Tech adoption poses social risks for labour force

The technology drive today has failed to address existing insecurities and vulnerabilities in the informal sector


THE accelerated use of new technology across industries due to the Covid-19 pandemic may present challenges to young jobseekers who will be entering the labour market.

International Union of Food, Agriculture, Hotel, Restaurant, Catering, Tobacco and Allied Workers’ Associations (IUF) Asia Pacific regional secretary Dr Hidayat Greenfield said the technology drive today has failed to address existing insecurities and vulnerabilities in the informal sector.

“It is a real challenge. To some extent, this is why there is a problem in the gig economy and the benefits for young workers because it does not take the informal to the formal sector which has social protection and government support.

“It takes the vulnerability and insecurity present in the informal sector, taps that and adds technology,” he said at a webinar hosted by Research For Social Advancement recently titled “The Future of Work in the New Normal: The Labour Response”.

Hidayat said discussions on the future of work should also include the value of work, which is often ignored.

He cited an example in agricultural work where its contribution has intrinsic value, but the work is not recognised economically or financially. Its value also does not translate to better wages and working conditions in the industry.

“The primary reason is that the value of work is not related to skills, potential and possibilities. The value of work is related to vulnerability.

“The vulnerability I am talking about is discrimination based on gender and race that is embedded in the systemic patriarchy and racism that defines our economic system,” he said.

He added that the rising unemployment due to the pandemic has created fear and insecurity, which would lead to individuals taking jobs out of desperation without prioritising their rights as a worker.

“We need to understand that we can intervene. We have to reassert a couple of fundamental rights such as social protection,” said Hidayat.

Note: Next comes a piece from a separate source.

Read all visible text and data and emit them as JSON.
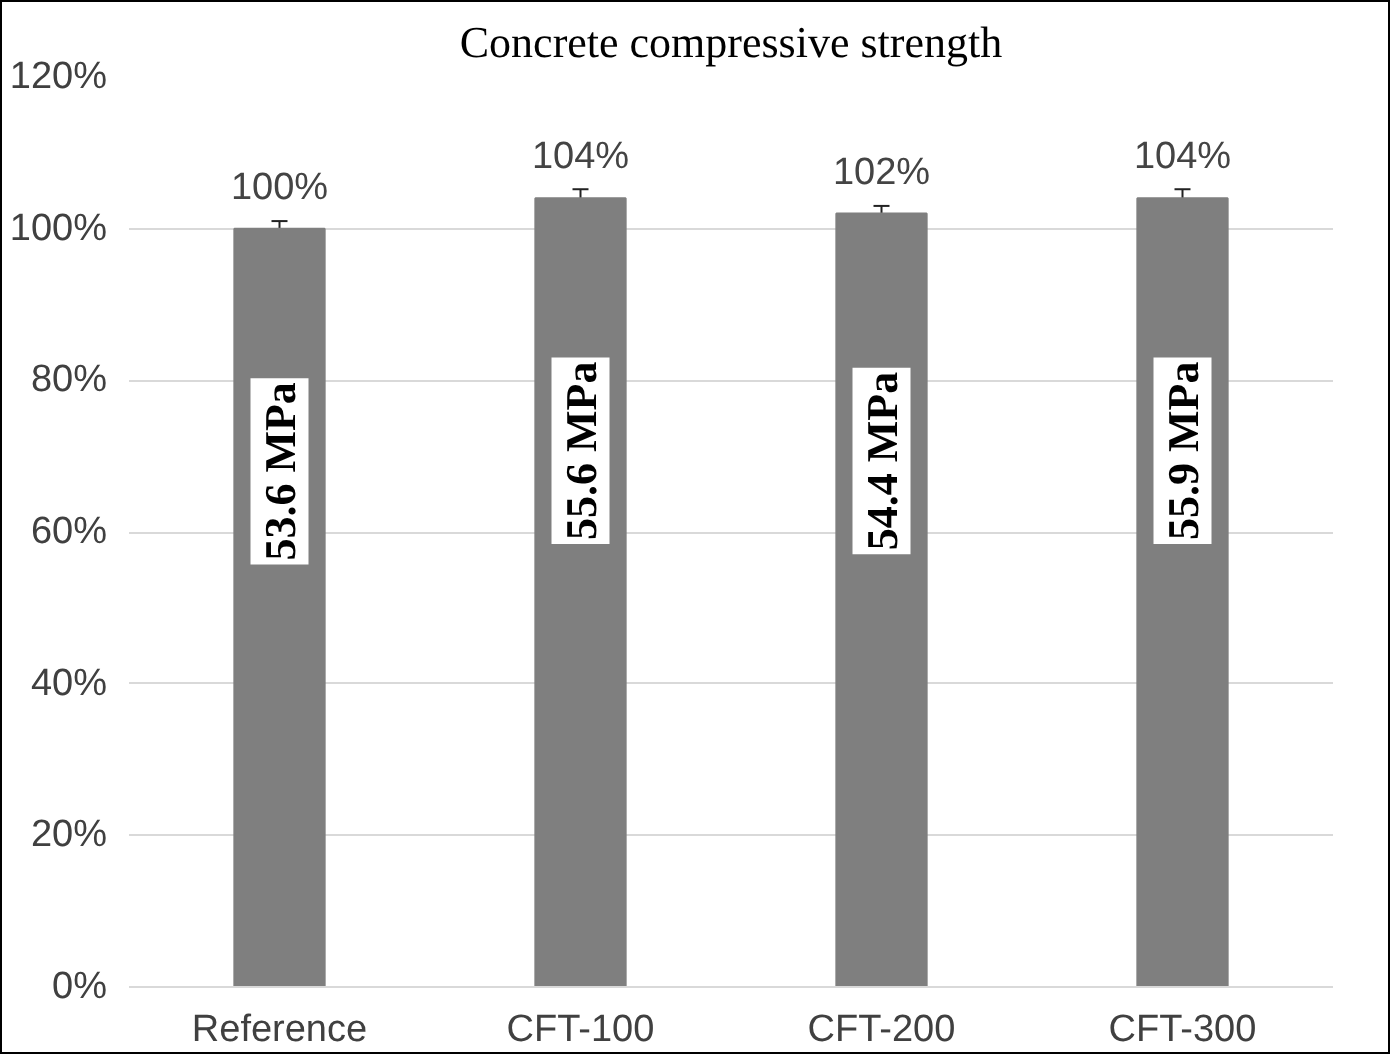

Meanwhile, lawyer Anni Santhiago said trade unions in Malaysia have been very persuasive to have engagements with the government to establish a union.

She said, as an example, the electronics industry workers have fought for a national union to be established for decades.

Although the government initially obstructed the formation of a national union for the workers, it then agreed to the formation of four regional unions for the electronic workers starting from 2009.

The four regional unions are divided by the Western region comprising Kuala Lumpur, Selangor and Perak; the Southern region (Johor, Melaka and Negri Sembilan); Northern region (Penang, Kedah and Perlis) and Eastern Region (Kelantan, Terengganu and Pahang).

“In that sense, as much as the laws have been very restrictive, the trade unions have been very persuasive in putting forward continuous engagement with the government and it resulted in a regional trade union being formed.

“That is very progressive and something we can leverage regarding how we want to move forward and in the strategies that we use in the negotiations,” she said.